We are enormously excited to announce today the unveiling of our latest massive new dataset: the American Television Global Knowledge Graph (TV-GKG). The Internet Archive's Television News Archive, covering more than 150 unique English language domestic American television stations in 20 markets, some dating as far back as June 2009, have been processed through the GDELT GKG 2.0 pipeline, totaling more than 740,000 broadcasts to date. The complete raw closed captioning of each monitored news show was processed, covering every word spoken on each show. For the first time, explore the themes, emotions and geography of American television news, from the national discourse to the narratives dominating local discourse. The dataset is updated each morning, making it possible to trace evolving narratives as they emerge. (Due to the Archive's 48 hour embargo on its TV News Archive, the most recent day available in the dataset each morning is two days prior).
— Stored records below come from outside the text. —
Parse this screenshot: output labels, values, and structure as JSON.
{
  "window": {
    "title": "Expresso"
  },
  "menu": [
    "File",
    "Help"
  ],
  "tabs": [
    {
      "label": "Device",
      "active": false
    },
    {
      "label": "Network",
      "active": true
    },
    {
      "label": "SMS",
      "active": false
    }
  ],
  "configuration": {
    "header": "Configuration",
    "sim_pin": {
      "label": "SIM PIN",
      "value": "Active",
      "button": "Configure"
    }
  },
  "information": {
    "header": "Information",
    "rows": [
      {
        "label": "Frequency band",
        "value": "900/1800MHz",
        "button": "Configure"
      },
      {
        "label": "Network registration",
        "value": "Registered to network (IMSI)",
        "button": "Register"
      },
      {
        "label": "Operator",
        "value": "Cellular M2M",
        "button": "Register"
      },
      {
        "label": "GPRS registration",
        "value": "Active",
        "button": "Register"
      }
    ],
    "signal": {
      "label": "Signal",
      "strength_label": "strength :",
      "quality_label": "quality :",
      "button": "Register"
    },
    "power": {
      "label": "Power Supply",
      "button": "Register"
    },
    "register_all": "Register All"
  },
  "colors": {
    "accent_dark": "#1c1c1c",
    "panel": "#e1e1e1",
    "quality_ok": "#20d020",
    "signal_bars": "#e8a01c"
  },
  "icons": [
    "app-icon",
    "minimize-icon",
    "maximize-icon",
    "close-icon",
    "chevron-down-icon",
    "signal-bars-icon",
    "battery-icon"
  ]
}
Note that closed captioning has a high level of inherent noise and often takes the form of a single contiguous stream of words lasting 30 minutes to several hours, with no punctuation, capitalization, or other divisions, and often with high levels of transcription error and missing words or sentence fragments. For this reason there is traditionally an elevated error rate in analyses derived from raw captioning data compared with other textual sources, including OCR output. The list of identified person and organization names in particular is reduced due to high levels of typographical and other transcription errors and the frequently lack of contextual cues.

FORMAT

The format of the TV-GKG dataset is in the standard GKG 2.0 format, making it identical to our primary GKG dataset, however some fields are disabled. The SharingImage, RelatedImages, SocialImageEmbeds and SocialVideoEmbeds GKG fields are blank since they are not relevant to television. The Quotations, AllNames, Dates and Amounts fields are also disabled at this time while we explore approaches to enhanced mitigation of captioning error and how to translate these fields to the visual metaphors used on television. We are currently only processing English language broadcasts so the TranslationInfo field is also disabled at this time.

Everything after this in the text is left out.